Vignoble Couchepagane : Un acte de foi à toute épreuve

Denis Hudon
Vignoble Couchepagane : Un acte de foi à toute épreuve
Les frères Denis et Bertrand Tremblay sont les copropriétaires du Vignoble Couchepagane. Le premier est particulièrement habile avec la machinerie tandis que Bertrand s’occupe davantage de la fabrication du vin. (Photo : Denis Hudon)

Nous ne sommes pas en Europe, ni en Amérique du Sud, non plus en Australie, pas même en Californie et pourtant, pas moins de 5 500 plants de vigne apparaissent dans le paysage et pas très loin, coule la Belle-Rivière et baigne le lac Saint-Jean.

Bienvenue au Vignoble Couchepagane, dans le rang Sainte-Anne, à Métabetchouan-Lac-à-la-Croix.

Les frères Denis et Bertrand Tremblay sont des passionnés de vin. Malgré les défis au quotidien pour faire non seulement pousser du raisin mais le transformer en vin digne de ce nom, rien ne les arrête.

Leur association commence à l’aube de l’an 2000, avec l’achat de 1 000 plants Vandal-Cliche et Ste-Croix. Le cépage Vandal-Clique est reconnu pour sa rusticité et quand on est au Lac-Saint-Jean, il faut mettre toutes les chances de son côté. Dame nature a ses caprices et tout vigneron sait qu’il doit composer avec ses humeurs.

Ce n’est toutefois qu’en 2012 que le vignoble reçoit son permis de la Régie des alcools, des courses et des jeux (RACJ). Que du travail en aval a été abattu. Ce sont ajoutés au fil des années, des plants, par centaines, et aussi des cépages. Des cépages hybrides souvent issus de vignes américaines et européennes.

« On travaille ici avec 14 cépages différents, dont six ou sept qui sont maintenant bien établis. Les autres servent d’essais de culture et de vinification », explique Bertrand Tremblay,

Profits à l’horizon

Les principaux cépages cultivés au Vignoble Couchepagane sont le Vandal-cliche (2 500 plants), le Sainte-Croix (1 000 plants) et l’Adalmiina (600 plants). La maison y produit dans ses bonnes années environ 5 000 bouteilles de Belle-Rivière.

Les vins blancs représentent la plus grande production du vignoble, environ 3 500 bouteilles. On y produit aussi un vin rosé, un vin rouge et un vin de vendange tardive (vin de glace).

« Comme toute entreprise, la passion est essentielle si on veut offrir le meilleur. Nous sommes aussi des hommes d’affaires et oui on veut rentabiliser nos investissements. Je dirais que depuis 2 ans environ, on fait nos frais et les profits devraient bientôt être au rendez-vous », anticipe Bertrand Tremblay.

Le lac Saint-Jean agit comme un protecteur des vignes

Le vignoble s’étend sur 5 acres en production avec environ 5 500 plants.

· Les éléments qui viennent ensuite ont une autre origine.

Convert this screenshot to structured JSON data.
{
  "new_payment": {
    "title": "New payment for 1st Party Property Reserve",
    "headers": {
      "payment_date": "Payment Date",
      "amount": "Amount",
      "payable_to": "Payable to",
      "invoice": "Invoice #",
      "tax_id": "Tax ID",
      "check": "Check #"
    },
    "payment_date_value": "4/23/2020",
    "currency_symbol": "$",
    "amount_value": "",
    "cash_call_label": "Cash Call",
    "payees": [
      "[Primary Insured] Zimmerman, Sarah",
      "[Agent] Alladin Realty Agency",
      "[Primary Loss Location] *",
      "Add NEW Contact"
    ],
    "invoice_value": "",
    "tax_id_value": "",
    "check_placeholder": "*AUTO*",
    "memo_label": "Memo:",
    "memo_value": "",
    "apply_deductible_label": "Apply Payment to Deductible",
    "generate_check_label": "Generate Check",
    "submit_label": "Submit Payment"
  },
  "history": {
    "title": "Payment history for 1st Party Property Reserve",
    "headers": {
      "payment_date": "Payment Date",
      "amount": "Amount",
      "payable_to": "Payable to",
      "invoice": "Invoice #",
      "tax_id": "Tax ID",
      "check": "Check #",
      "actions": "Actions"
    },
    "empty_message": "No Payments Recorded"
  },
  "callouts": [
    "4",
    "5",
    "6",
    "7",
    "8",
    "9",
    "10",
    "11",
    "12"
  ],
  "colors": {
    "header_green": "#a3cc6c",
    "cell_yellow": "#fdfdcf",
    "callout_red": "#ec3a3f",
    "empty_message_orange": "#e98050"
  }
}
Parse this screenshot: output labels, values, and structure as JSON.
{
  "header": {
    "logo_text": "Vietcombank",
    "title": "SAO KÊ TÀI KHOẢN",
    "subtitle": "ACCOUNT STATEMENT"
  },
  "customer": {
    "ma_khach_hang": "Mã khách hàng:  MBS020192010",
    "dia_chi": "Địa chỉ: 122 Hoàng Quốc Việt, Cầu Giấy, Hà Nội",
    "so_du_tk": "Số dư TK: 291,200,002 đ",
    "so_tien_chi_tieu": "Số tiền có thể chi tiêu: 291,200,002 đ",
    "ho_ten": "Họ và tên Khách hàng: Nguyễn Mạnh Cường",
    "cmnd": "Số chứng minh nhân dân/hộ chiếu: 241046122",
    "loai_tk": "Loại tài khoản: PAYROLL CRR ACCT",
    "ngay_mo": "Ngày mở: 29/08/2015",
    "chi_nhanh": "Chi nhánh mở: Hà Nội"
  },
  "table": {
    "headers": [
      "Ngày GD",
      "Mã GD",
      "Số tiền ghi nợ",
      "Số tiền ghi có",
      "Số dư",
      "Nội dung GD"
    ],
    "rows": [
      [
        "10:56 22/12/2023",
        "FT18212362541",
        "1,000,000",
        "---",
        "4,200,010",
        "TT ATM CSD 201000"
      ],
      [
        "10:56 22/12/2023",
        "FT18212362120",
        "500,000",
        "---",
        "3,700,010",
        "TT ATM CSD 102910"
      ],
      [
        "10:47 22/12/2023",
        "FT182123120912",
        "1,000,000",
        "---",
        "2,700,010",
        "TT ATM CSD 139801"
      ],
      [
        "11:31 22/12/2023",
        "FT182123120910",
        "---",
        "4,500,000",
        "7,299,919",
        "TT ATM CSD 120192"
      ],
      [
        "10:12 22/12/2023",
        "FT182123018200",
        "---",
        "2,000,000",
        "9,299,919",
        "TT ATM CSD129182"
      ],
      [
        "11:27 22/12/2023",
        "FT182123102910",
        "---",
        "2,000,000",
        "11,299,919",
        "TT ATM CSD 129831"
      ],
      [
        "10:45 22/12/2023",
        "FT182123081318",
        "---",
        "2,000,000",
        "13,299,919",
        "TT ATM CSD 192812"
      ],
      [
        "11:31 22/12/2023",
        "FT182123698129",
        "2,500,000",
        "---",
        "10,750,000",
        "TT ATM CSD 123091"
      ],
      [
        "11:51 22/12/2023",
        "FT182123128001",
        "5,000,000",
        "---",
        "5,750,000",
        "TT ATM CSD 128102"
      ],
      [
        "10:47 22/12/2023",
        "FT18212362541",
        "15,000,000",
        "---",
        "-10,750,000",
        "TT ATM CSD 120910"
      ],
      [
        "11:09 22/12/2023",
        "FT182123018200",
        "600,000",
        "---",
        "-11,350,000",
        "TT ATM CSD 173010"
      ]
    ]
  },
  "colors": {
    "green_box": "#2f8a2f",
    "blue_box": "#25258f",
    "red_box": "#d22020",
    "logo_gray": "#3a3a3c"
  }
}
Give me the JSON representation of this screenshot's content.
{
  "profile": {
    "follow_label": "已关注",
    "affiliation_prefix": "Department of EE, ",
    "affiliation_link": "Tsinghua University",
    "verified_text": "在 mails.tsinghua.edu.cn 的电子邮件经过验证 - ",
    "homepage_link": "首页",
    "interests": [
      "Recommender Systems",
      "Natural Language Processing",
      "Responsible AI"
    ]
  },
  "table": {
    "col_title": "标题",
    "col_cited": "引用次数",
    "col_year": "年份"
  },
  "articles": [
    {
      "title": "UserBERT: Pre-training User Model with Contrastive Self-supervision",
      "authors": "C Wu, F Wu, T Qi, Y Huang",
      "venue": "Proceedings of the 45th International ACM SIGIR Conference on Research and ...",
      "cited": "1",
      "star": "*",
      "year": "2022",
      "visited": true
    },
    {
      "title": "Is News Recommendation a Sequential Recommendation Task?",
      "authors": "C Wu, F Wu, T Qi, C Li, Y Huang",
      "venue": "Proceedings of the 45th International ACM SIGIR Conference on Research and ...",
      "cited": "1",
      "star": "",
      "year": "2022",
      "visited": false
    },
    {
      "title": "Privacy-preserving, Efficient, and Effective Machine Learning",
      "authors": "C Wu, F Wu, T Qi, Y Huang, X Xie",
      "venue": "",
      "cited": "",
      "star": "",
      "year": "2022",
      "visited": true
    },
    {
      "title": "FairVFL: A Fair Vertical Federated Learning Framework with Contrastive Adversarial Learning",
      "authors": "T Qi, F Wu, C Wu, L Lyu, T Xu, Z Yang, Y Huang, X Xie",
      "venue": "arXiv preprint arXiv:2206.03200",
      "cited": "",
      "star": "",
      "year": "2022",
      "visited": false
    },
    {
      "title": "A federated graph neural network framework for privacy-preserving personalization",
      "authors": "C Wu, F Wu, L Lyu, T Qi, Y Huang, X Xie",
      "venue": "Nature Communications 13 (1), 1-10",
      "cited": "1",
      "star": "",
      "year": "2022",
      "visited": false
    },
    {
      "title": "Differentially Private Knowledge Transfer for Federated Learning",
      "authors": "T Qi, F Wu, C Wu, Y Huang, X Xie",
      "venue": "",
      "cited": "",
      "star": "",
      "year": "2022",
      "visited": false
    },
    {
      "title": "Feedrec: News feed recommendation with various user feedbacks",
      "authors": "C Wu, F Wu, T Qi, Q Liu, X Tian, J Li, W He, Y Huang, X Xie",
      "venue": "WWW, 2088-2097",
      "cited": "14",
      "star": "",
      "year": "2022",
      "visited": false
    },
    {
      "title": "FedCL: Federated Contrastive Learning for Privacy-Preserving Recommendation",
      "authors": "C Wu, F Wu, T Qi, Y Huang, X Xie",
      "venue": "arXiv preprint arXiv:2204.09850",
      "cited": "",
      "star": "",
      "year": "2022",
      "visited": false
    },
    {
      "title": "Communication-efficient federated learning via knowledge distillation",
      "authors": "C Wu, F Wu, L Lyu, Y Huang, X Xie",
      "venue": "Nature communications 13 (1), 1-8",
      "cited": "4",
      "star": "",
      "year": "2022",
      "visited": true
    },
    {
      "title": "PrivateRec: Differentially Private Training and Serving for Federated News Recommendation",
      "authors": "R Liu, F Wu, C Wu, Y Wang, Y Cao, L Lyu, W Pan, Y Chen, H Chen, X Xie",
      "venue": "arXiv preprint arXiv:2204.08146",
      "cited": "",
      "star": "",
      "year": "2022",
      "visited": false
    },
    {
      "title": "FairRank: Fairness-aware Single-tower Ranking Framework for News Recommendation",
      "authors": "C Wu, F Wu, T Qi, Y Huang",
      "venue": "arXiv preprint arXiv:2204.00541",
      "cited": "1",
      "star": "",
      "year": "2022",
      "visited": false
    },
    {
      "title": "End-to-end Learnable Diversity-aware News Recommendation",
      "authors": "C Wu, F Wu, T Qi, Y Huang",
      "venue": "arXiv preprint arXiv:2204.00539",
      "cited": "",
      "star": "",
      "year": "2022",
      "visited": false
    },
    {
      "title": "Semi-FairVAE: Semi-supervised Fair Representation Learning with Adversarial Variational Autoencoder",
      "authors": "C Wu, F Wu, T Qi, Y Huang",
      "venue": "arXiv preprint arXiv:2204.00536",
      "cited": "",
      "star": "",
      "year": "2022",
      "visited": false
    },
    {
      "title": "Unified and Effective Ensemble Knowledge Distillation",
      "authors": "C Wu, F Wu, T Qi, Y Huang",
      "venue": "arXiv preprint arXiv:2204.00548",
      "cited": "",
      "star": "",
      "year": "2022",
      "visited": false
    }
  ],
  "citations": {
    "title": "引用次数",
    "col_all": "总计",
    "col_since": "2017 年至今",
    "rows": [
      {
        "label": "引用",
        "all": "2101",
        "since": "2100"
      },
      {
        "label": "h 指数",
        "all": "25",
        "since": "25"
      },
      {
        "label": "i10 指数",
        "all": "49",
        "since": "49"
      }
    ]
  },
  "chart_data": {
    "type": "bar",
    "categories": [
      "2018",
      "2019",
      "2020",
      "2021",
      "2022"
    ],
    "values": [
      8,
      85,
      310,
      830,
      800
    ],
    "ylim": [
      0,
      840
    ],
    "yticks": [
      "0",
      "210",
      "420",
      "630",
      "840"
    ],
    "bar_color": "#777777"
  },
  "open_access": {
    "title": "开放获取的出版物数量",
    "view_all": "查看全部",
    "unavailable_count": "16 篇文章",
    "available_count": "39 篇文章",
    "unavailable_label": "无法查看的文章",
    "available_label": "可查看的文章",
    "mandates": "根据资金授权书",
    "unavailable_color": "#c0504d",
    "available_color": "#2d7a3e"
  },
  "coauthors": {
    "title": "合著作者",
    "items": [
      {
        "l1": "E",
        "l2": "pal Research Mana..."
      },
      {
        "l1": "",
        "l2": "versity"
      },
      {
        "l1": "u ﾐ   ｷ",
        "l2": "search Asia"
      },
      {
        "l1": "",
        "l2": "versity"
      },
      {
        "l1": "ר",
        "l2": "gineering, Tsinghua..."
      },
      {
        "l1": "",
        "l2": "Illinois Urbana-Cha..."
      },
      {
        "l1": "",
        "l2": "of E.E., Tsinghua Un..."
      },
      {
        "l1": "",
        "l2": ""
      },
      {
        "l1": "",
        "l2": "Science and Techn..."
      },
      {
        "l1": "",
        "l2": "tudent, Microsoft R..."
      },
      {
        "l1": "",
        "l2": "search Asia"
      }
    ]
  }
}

Sans le lac Saint-Jean à proximité, il serait impossible d’y cultiver des raisins propices à sa transformation en vin. Cet immense plan d’eau agit parfois en protecteur contre les gels au printemps et en automne.

« C’est long avant d’obtenir des résultats concrets dans la viniculture et encore plus dans une région comme la nôtre. On est ici pas mal à la limite nordique pour produire du vin. Il faut être patient et apprendre de ses erreurs. Il faut aussi s’adjoindre des gens qui connaissent la culture du vin si on veut progresser », lance Bertrand Tremblay.

Ce vétérinaire retraité de 73 ans (son frère Denis est un agriculteur de 76 ans) n’hésite pas à faire appel à des agronomes pour le conseiller.

« Les cépages se sont énormément développés entre 1990 et 2010, je dirais. Nous en savons beaucoup plus sur les vignes en territoire nordique. On retrouve maintenant des cépages mieux adaptés à notre climat et les recherches se poursuivent toujours. Ç’aurait été impensable il y a 30 ans d’y faire pousser des vignes au Lac-Saint-Jean et espérer des résultats ».

Dans les IGA

L’année 2019 s’annonce bonne pour le Vignoble Couchepagane. Jusqu’à maintenant, Dame nature a été généreuse. Comme une bonne nouvelle n’arrive jamais seule, Bertrand Tremblay confirme que ses vins seront disponibles sous peu dans les 11 marchés d’alimentation IGA de la région. Une initiative visant à encourager l’industrie agrotouristique.

« C’est vraiment extraordinaire d’avoir une telle vitrine et la possibilité de faire découvrir et vendre nos produits. Ça ne pouvait arriver à un meilleur moment », dit tout souriant Bertrand Tremblay.

Il a aussi un autre projet déjà en balbutiement, à savoir la production d’alcool et de spiritueux à partir de résidus de raisins.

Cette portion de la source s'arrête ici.